According to the diocese, collectively, the six schools have seen a decline of enrollment over the last five years, but the registration totals for the upcoming school year are down significantly, largely due to the massive unemployment and loss of business that has resulted from the COVID-19 pandemic. More than $630,000 in tuition bills for the past school year (2019-2020) remains outstanding at these schools.
“Today I was saddened to learn of the diocese decision to close Our Lady of Grace Catholic Academy in Howard Beach,” State Sen. Joe Addabbo, Jr. (D-Howard Beach) said Thursday. “For 95 years, Our Lady of Grace has been an important part of the Howard Beach community. My prayers go out to the students, parents, teachers and administration of the school. If I can be of any assistance, please let me know. I intend to be in contact with the diocese, as to the future fate of the school building.”

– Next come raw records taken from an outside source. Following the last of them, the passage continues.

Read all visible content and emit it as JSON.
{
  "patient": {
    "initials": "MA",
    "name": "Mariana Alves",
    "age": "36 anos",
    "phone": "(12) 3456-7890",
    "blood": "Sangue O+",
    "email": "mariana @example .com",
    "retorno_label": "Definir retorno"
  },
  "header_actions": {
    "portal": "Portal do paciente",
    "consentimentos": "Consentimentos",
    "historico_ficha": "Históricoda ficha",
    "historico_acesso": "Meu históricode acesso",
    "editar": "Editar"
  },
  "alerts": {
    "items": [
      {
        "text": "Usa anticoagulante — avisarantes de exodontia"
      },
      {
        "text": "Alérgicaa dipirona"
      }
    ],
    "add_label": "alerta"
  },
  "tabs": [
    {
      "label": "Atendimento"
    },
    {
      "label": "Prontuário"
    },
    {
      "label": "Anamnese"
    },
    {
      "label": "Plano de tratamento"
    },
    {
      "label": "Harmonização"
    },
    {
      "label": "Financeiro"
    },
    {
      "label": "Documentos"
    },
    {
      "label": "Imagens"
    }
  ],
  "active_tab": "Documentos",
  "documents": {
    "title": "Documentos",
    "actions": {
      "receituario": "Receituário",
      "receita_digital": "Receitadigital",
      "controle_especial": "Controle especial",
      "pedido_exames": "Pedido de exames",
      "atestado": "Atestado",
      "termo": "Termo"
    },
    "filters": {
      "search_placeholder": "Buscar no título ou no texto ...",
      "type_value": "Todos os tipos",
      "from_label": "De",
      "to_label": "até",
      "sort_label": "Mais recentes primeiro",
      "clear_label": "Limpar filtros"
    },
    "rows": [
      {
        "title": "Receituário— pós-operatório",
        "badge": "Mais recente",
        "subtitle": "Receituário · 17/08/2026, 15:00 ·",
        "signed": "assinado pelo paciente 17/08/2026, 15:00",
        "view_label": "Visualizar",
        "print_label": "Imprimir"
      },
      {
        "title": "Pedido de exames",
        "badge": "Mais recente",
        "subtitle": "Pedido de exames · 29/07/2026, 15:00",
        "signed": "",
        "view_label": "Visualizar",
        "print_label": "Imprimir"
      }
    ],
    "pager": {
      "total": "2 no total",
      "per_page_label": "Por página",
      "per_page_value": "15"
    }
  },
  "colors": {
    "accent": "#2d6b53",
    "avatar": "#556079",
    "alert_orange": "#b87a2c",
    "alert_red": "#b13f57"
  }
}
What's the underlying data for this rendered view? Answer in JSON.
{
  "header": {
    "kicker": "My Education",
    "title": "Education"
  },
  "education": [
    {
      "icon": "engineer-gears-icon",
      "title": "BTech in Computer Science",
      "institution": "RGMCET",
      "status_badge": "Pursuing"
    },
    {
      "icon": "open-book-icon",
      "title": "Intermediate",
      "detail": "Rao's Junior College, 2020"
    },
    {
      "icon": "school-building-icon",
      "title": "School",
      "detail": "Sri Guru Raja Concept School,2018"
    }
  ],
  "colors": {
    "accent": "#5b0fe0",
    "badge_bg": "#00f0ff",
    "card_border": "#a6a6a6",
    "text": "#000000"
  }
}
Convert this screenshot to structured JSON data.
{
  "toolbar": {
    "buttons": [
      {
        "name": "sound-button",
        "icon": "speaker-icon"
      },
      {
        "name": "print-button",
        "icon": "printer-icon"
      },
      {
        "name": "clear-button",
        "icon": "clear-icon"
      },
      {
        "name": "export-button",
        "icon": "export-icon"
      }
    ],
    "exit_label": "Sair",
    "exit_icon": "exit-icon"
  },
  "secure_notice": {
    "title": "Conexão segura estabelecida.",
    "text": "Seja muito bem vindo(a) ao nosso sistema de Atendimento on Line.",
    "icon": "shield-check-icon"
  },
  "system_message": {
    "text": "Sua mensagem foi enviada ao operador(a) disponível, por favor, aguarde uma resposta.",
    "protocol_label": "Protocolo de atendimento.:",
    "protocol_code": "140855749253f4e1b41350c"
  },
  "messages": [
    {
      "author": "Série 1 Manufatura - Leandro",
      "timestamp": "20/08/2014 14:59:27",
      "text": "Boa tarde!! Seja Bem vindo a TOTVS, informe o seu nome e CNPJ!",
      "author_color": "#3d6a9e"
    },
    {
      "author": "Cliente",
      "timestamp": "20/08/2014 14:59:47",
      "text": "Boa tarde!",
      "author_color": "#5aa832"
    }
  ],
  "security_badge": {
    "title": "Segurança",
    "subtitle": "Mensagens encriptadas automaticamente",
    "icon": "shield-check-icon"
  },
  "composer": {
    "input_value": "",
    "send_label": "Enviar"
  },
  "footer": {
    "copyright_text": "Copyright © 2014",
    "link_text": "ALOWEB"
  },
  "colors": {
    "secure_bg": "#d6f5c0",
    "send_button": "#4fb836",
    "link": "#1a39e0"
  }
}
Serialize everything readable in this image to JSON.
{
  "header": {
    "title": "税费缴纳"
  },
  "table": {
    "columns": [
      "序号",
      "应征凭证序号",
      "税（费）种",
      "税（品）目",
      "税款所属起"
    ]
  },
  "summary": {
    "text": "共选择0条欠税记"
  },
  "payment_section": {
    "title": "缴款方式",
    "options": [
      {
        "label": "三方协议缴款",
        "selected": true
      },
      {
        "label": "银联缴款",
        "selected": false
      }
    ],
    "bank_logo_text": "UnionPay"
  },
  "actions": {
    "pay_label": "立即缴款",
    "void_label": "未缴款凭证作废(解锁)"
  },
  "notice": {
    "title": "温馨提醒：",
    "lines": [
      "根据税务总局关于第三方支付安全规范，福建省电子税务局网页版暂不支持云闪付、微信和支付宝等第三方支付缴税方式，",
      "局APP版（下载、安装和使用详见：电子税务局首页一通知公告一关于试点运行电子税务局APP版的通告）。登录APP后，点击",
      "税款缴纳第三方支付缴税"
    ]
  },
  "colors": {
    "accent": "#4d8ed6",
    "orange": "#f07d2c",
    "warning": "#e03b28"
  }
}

According to the diocese, “every effort” will be made to help transition affected students and families to nearby Catholic academies. To help the transition, the DOB, through the St. Elizabeth Ann Seton Trust, will provide a one-time $500 financial grant for each child from a closed school enrolling and attending in a new Catholic elementary academy or school in Brooklyn or Queens this fall, as long as they have met all of their financial obligations. For those who meet the financial eligibility, tuition assistance is available through Futures in Education (futuresineducation.org).
The six Catholic academies in Queens and Brooklyn aren’t the only parochial schools in the city set to be permanently shuttered. The Archdiocese of New York, which serves the Bronx, Manhattan, Staten Island, Putnam, Dutchess, Orange, Sullivan, Westchester, Ulster, and Rockland, announced Thursday that 20 schools will be unable to reopen in the wake of the COVID-19 pandemic. Three schools will merge. The moves will impact approximately 2,500 students and 350 staff.
“Children are always the most innocent victims of any crisis, and this COVID-19 pandemic is no exception,” said Timothy Cardinal Dolan, Archbishop of New York. “Too many have lost parents and grandparents to this insidious virus, and now thousands will not see their beloved school again. I’ve kept a hopeful eye on our schools throughout this saga and my prayers are with all of the children and their families who will be affected by this sad news. Given the devastation of this pandemic, I’m grateful more schools didn’t meet this fate, and that Catholic schools nearby are ready to welcome all the kids.”